Open season on the free press

The phrase “open season” aptly describes the situation we are in today. Merriam-Webster defines it thus: “1. A period when it is legal to kill or catch game or fish protected at other times by law. 2. A time during which someone or something is the object of sustained attack or criticism.”

The period typically begins when a person in authority, normally the king, gives the go-signal by leading the hunt himself. He need not actually pursue the mark until it’s cornered, caught, or maimed. It is enough that he takes aim and fires the first shot. The act is then completed by the rest of the hunting pack. When Rodrigo Duterte became president in 2016, the mass media organizations that had been critical of him during the campaign became his first principal targets. He named three in particular: the newspaper Philippine Daily Inquirer, the broadcast network ABS-CBN, and the news website Rappler. He attacked all three media outfits for biased and distorted reporting, publicly damning them before various audiences.

Mr. Duterte accused the Inquirer owners of not paying the correct taxes on their other businesses, and of illegally extending a lease on a choice property in the city owned by a government agency in exchange for very low rental.

He denounced ABS-CBN for taking his money and not airing his campaign advertisements during the 2016 presidential election, and accused its owners of not paying their debts to a government-owned bank. He vowed to prevent the renewal of the network’s franchise, telling its owners to sell the company instead. Irked by its critical reporting on the conduct of his bloody war on drugs, he banned the Rappler reporter from entering Malacañang.

All this would have been more than enough to cue everyone in the hunting party to get into action and pursue the prey. But, the President never stopped issuing the call for the hunt. Like an obsessive itch that would not leave him, he would repeat the same charges each time he went off-script in his rambling speeches. It came to a point when he sounded as if he wanted nothing less than a lynching.

To ignore this context and the authoritarian viciousness that has preceded the state-enabled proceedings against the Inquirer, ABS-CBN, and Rappler is to subject oneself to willful blindness. It would not be unlike covering the rest of a patient’s body with a white sheet during surgery to show only the choice tissue of the moment. It is to disregard the rest of the morbid mess underlying the President’s obsessive focus on the offending wound.

One gets a glimpse of this alarming phenomenon in the ongoing hearings on ABS-CBN’s application for renewal of its franchise at the House of Representatives. The surgical attention paid to some notion of patriotic correctness in order to sustain a definition of what the constitutional requirement of 100-percent Filipino ownership of the mass media means is simply mind-boggling. I wonder how many members of Congress would qualify if the ability to recite the first line of the “Panatang Makabayan” were made a requirement for eligibility to hold public office.

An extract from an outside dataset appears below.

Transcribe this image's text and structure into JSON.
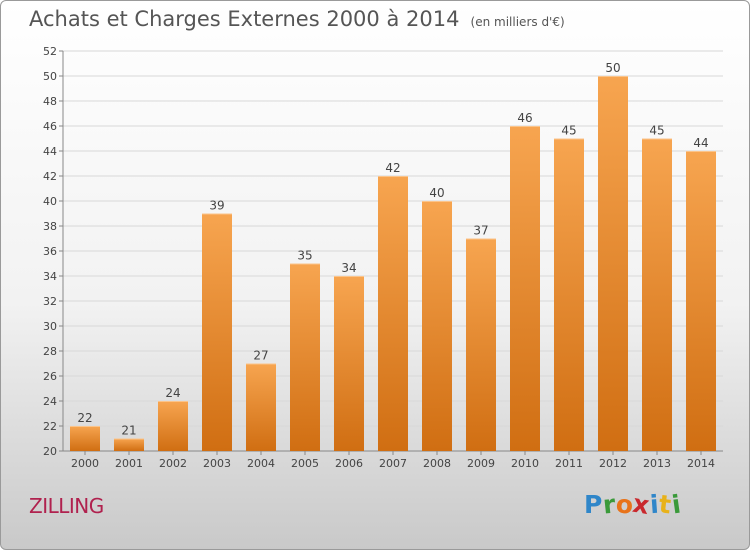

The fascinating thing about all this is that the ones who actively participate in the hunt can often say with a straight face that no one is prompting or directing them in what they do. They are just following the law, or just doing their job. Indeed, it is not inconceivable that people wittingly or unwittingly drafted into the hunt could gamely take up the work before them, and pretend not to see the original force that activated it.

Though I am not a lawyer, I am aware that decision-making in law cannot do without some basic knowledge of social science. I refer to the recent conviction for “cyberlibel” of Rappler’s executive editor Maria Ressa and its former writer-researcher Reynaldo Santos Jr. I had thought this was an open-and-shut case. There is no way one could still be held accountable for libel for an item published five years earlier. The case, filed only in 2017, should have been filed within the one-year prescription period for libel.

Yet, the court found a way to convict them. First, the judge pointed out that Ressa and Santos were charged for cyberlibel under the Cybercrime Prevention Act of 2012, rather than for libel under the Revised Penal Code. She argued that since the prescription period for cyberlibel was not specified in the law, another law must be used to compute the appropriate prescription period. The result of this computation is 12 years.

Second, the judge reasoned that while the offending news item was published a few months before the cybercrime law came into effect, the fact that the version found on its website shows that it was “updated” in 2014 may be construed as “republication.” Hence, it falls under the scope of the new cybercrime law. If this was the crux of the issue, I thought the case should have been dismissed outright.

All web-based news sites routinely “update” their past posts—typically to correct misspellings and typo errors. These updated or corrected versions are not republished as part of the news of the day. They remain in the archives, available as reference, the way an old newspaper issue might be summoned from the stacks of a library.

It would be stupid for any news site to rerun a stale report. “A news item run twice might still have its meaning, but it loses its information value,” writes Niklas Luhmann in “The Reality of the Mass Media.” There’s an ocean of difference between “updating” and “republishing”—but the court chose to ignore this.

You can’t argue with willful blindness; it is a sign someone else is overseeing the process.